The existing options give quite a bit of freedom and flexibility. However, when it comes to transportation my main problem is that I’m not a natural driver. I don’t enjoy being behind the steering wheel and sooner prefer to be a passenger, but it’s not always an option. On the other hand, public transportation doesn’t provide the comfort of privacy. And even cheaper cabs used on daily basis strain the wallet. So a vehicle with hired driver could resolve this problem, but it either still would be quite expensive (if you hire somebody to be around all day) or take the freedom away from you (if you have a driver available on call or at particular times to decrease the costs).

But apparently, there is another option – driverless vehicles. Sounds like something from the future, right? That was my reaction when a friend told me that self-driving cabs were already introduced and are soon to become widespread.

Fully automated vehicles, in which cruise control and onboard computers are so smart that they don’t need a real person to drive it. The first self-driving taxi debuted in Tokyo over half a year ago. The plan is to have them fully operating for the 2020 Olympics in Japan. At the same time Toyota and Uber, as well as a number of other companies are pushing hard not to fall behind the Japanese competition and fill global markets.

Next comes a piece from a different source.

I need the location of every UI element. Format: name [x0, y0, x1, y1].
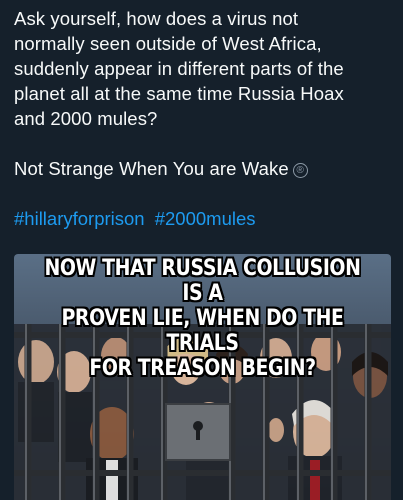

Would you feel comfortable riding without a driver? Some passengers who tried the demo-service in Tokyo said it felt quite natural. As for me, so far it sounds a little crazy, and I tend to believe that in my lifetime it won’t become something ordinary and mainstream. But when cruise control was first introduced (which by the way happened in 1948) it probably also took years for it to earn the trust of consumers.

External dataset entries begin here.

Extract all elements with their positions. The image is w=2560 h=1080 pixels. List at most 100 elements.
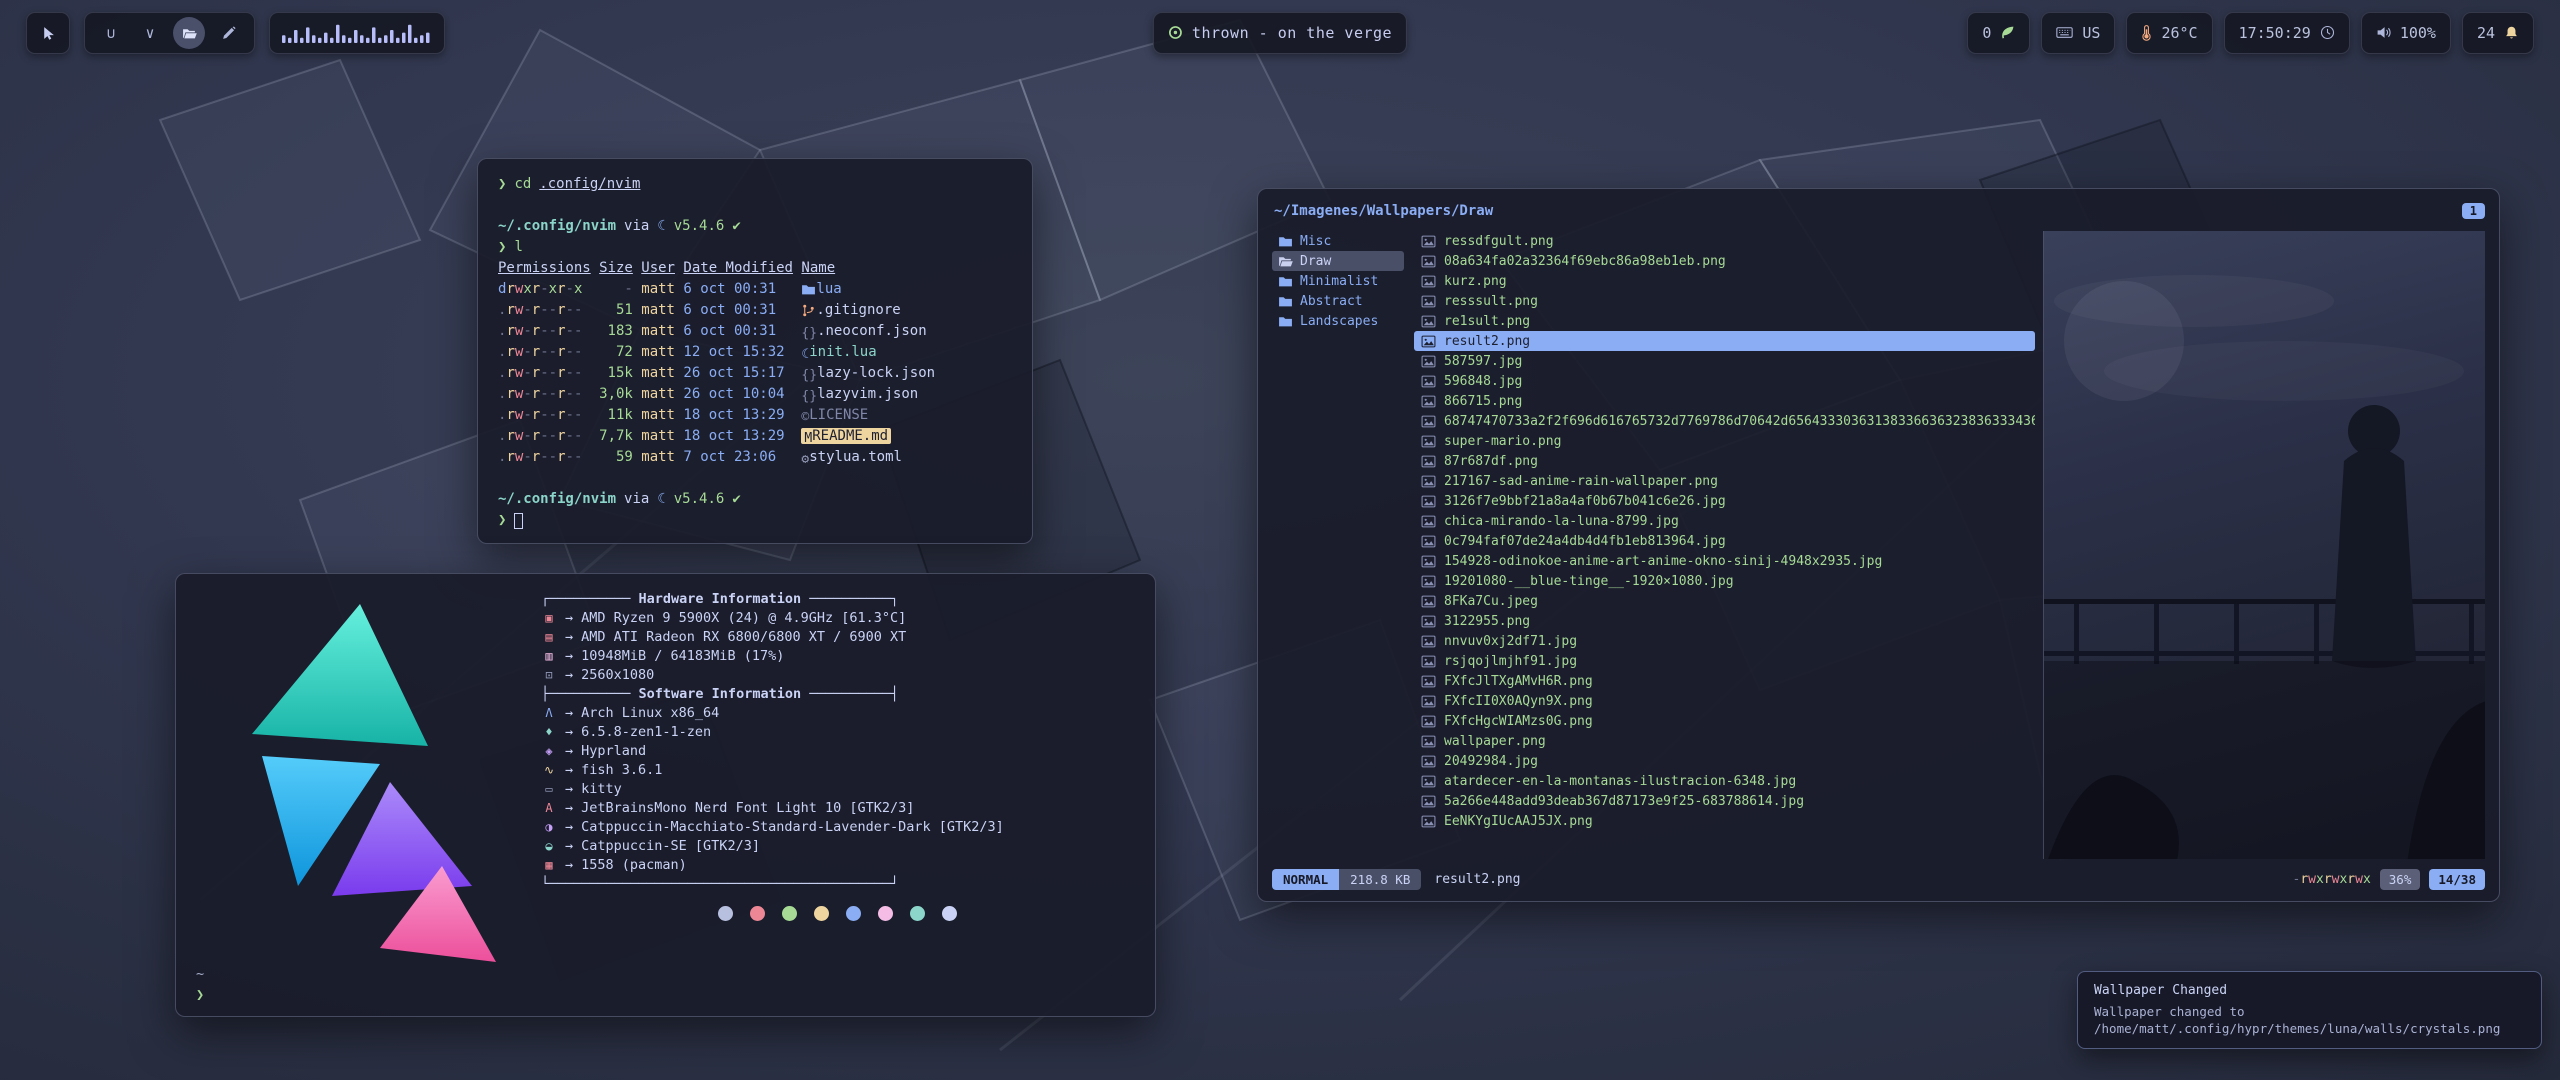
check-icon: ✔ bbox=[732, 216, 740, 237]
hardware-info-list: ▣→AMD Ryzen 9 5900X (24) @ 4.9GHz [61.3°… bbox=[541, 609, 1133, 685]
file-row[interactable]: FXfcHgcWIAMzs0G.png bbox=[1414, 711, 2035, 731]
temperature-module[interactable]: 26°C bbox=[2126, 12, 2212, 54]
table-row: .rw-r--r--15kmatt26 oct 15:17{}lazy-lock… bbox=[498, 363, 1012, 384]
graph-sparkline bbox=[282, 21, 432, 45]
listing-header: PermissionsSizeUserDate ModifiedName bbox=[498, 258, 1012, 279]
workspace-1-button[interactable]: ∪ bbox=[95, 17, 127, 49]
clock-module[interactable]: 17:50:29 bbox=[2224, 12, 2350, 54]
file-row[interactable]: 587597.jpg bbox=[1414, 351, 2035, 371]
theme-icon: ◑ bbox=[541, 818, 557, 837]
image-file-icon bbox=[1421, 774, 1436, 789]
directory-row[interactable]: Draw bbox=[1272, 251, 1404, 271]
arrow-icon: → bbox=[565, 780, 573, 799]
tab-badge[interactable]: 1 bbox=[2462, 203, 2485, 219]
keyboard-layout-module[interactable]: US bbox=[2041, 12, 2115, 54]
table-row: .rw-r--r--7,7kmatt18 oct 13:29MREADME.md bbox=[498, 426, 1012, 447]
file-row[interactable]: 08a634fa02a32364f69ebc86a98eb1eb.png bbox=[1414, 251, 2035, 271]
mode-badge: NORMAL bbox=[1272, 869, 1339, 890]
music-disc-icon bbox=[1168, 24, 1183, 42]
keyboard-icon bbox=[2056, 24, 2073, 42]
arrow-icon: → bbox=[565, 799, 573, 818]
directory-row[interactable]: Minimalist bbox=[1272, 271, 1404, 291]
file-row[interactable]: 154928-odinokoe-anime-art-anime-okno-sin… bbox=[1414, 551, 2035, 571]
notifications-module[interactable]: 24 bbox=[2462, 12, 2534, 54]
workspace-3-button[interactable] bbox=[173, 17, 205, 49]
file-row[interactable]: 866715.png bbox=[1414, 391, 2035, 411]
image-preview bbox=[2043, 231, 2485, 859]
volume-module[interactable]: 100% bbox=[2361, 12, 2451, 54]
media-title-module[interactable]: thrown - on the verge bbox=[1153, 12, 1407, 54]
lua-icon: ☾ bbox=[657, 489, 665, 510]
file-row[interactable]: wallpaper.png bbox=[1414, 731, 2035, 751]
file-row[interactable]: super-mario.png bbox=[1414, 431, 2035, 451]
prompt-line: ~/.config/nvim via ☾ v5.4.6 ✔ bbox=[498, 216, 1012, 237]
command-arg: .config/nvim bbox=[539, 174, 640, 195]
section-bottom-border: └───────────────────────────────────────… bbox=[541, 875, 1133, 894]
workspace-4-button[interactable] bbox=[212, 17, 244, 49]
cpu-graph-widget[interactable] bbox=[269, 12, 445, 54]
image-file-icon bbox=[1421, 814, 1436, 829]
color-dot bbox=[910, 906, 925, 921]
notifications-count: 24 bbox=[2477, 24, 2495, 42]
file-row[interactable]: EeNKYgIUcAAJ5JX.png bbox=[1414, 811, 2035, 831]
color-dot bbox=[782, 906, 797, 921]
info-line: ⊡→2560x1080 bbox=[541, 666, 1133, 685]
app-launcher-button[interactable] bbox=[26, 12, 70, 54]
temperature-value: 26°C bbox=[2161, 24, 2197, 42]
file-row[interactable]: 3126f7e9bbf21a8a4af0b67b041c6e26.jpg bbox=[1414, 491, 2035, 511]
file-row[interactable]: 217167-sad-anime-rain-wallpaper.png bbox=[1414, 471, 2035, 491]
table-row: .rw-r--r--11kmatt18 oct 13:29©LICENSE bbox=[498, 405, 1012, 426]
info-line: ♦→6.5.8-zen1-1-zen bbox=[541, 723, 1133, 742]
terminal-window[interactable]: ❯ cd .config/nvim ~/.config/nvim via ☾ v… bbox=[477, 158, 1033, 544]
file-row[interactable]: 0c794faf07de24a4db4d4fb1eb813964.jpg bbox=[1414, 531, 2035, 551]
image-file-icon bbox=[1421, 514, 1436, 529]
file-row[interactable]: resssult.png bbox=[1414, 291, 2035, 311]
file-row[interactable]: kurz.png bbox=[1414, 271, 2035, 291]
image-file-icon bbox=[1421, 694, 1436, 709]
file-row[interactable]: 68747470733a2f2f696d616765732d7769786d70… bbox=[1414, 411, 2035, 431]
arrow-icon: → bbox=[565, 837, 573, 856]
file-row[interactable]: re1sult.png bbox=[1414, 311, 2035, 331]
file-row[interactable]: rsjqojlmjhf91.jpg bbox=[1414, 651, 2035, 671]
list-position-badge: 14/38 bbox=[2429, 869, 2485, 890]
file-row[interactable]: atardecer-en-la-montanas-ilustracion-634… bbox=[1414, 771, 2035, 791]
updates-module[interactable]: 0 bbox=[1967, 12, 2030, 54]
hardware-section-header: ┌──────────Hardware Information─────────… bbox=[541, 590, 1133, 609]
notification-toast[interactable]: Wallpaper Changed Wallpaper changed to /… bbox=[2077, 971, 2542, 1049]
file-row[interactable]: nnvuv0xj2df71.jpg bbox=[1414, 631, 2035, 651]
system-fetch-window[interactable]: ┌──────────Hardware Information─────────… bbox=[175, 573, 1156, 1017]
file-manager-window[interactable]: ~/Imagenes/Wallpapers/Draw 1 MiscDrawMin… bbox=[1257, 188, 2500, 902]
image-file-icon bbox=[1421, 434, 1436, 449]
folder-icon bbox=[1278, 294, 1293, 309]
file-row[interactable]: 596848.jpg bbox=[1414, 371, 2035, 391]
file-row[interactable]: FXfcJlTXgAMvH6R.png bbox=[1414, 671, 2035, 691]
file-row[interactable]: result2.png bbox=[1414, 331, 2035, 351]
terminal-icon: ▭ bbox=[541, 780, 557, 799]
cwd-path: ~/.config/nvim bbox=[498, 216, 616, 237]
directory-row[interactable]: Abstract bbox=[1272, 291, 1404, 311]
file-row[interactable]: ressdfgult.png bbox=[1414, 231, 2035, 251]
file-row[interactable]: 20492984.jpg bbox=[1414, 751, 2035, 771]
file-row[interactable]: chica-mirando-la-luna-8799.jpg bbox=[1414, 511, 2035, 531]
file-row[interactable]: 3122955.png bbox=[1414, 611, 2035, 631]
image-file-icon bbox=[1421, 614, 1436, 629]
command-text: cd bbox=[514, 174, 531, 195]
file-permissions: -rwxrwxrwx bbox=[2293, 872, 2371, 887]
workspace-2-button[interactable]: ∨ bbox=[134, 17, 166, 49]
prompt-line: ~/.config/nvim via ☾ v5.4.6 ✔ bbox=[498, 489, 1012, 510]
directory-row[interactable]: Landscapes bbox=[1272, 311, 1404, 331]
image-file-icon bbox=[1421, 734, 1436, 749]
color-dot bbox=[846, 906, 861, 921]
file-row[interactable]: FXfcII0X0AQyn9X.png bbox=[1414, 691, 2035, 711]
volume-value: 100% bbox=[2400, 24, 2436, 42]
file-row[interactable]: 87r687df.png bbox=[1414, 451, 2035, 471]
braces-icon: {} bbox=[801, 369, 817, 382]
directory-row[interactable]: Misc bbox=[1272, 231, 1404, 251]
file-row[interactable]: 5a266e448add93deab367d87173e9f25-6837886… bbox=[1414, 791, 2035, 811]
folder-icon bbox=[801, 281, 816, 296]
file-listing: drwxr-xr-x-matt6 oct 00:31lua.rw-r--r--5… bbox=[498, 279, 1012, 468]
table-row: .rw-r--r--59matt7 oct 23:06⚙stylua.toml bbox=[498, 447, 1012, 468]
file-row[interactable]: 8FKa7Cu.jpeg bbox=[1414, 591, 2035, 611]
file-row[interactable]: 19201080-__blue-tinge__-1920×1080.jpg bbox=[1414, 571, 2035, 591]
software-info-list: Λ→Arch Linux x86_64♦→6.5.8-zen1-1-zen◈→H… bbox=[541, 704, 1133, 875]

There is a book called Sapiens: A Brief History of Humankind by Yuval Noah Harari (a must-read if you haven’t done so yet), which makes me believe that driverless taxis are much closer to becoming an everyday thing.

Closer to the end of the book the author discusses our three main theories about the development of humankind, which we still attribute to the future – clones, artificial intelligence and cyborgs. However, he then explains that this future is already the present. Humankind learned how to clone animals, and highly likely will clone humans as soon they find the way around ethical restrictions. Viruses used to attack computer systems are so advanced that they can develop and spread on their own, which pretty much is what we understand as artificial intelligence. And us being integrated with our smartphones is nothing but what we envisioned as cyborgs – persons with physical abilities extending beyond normal human limitations by means of mechanical elements connected to their bodies.

Thus, what we were considering as “future” is already here.

Now, are self-driving cabs a future? If so, it’s a very near future.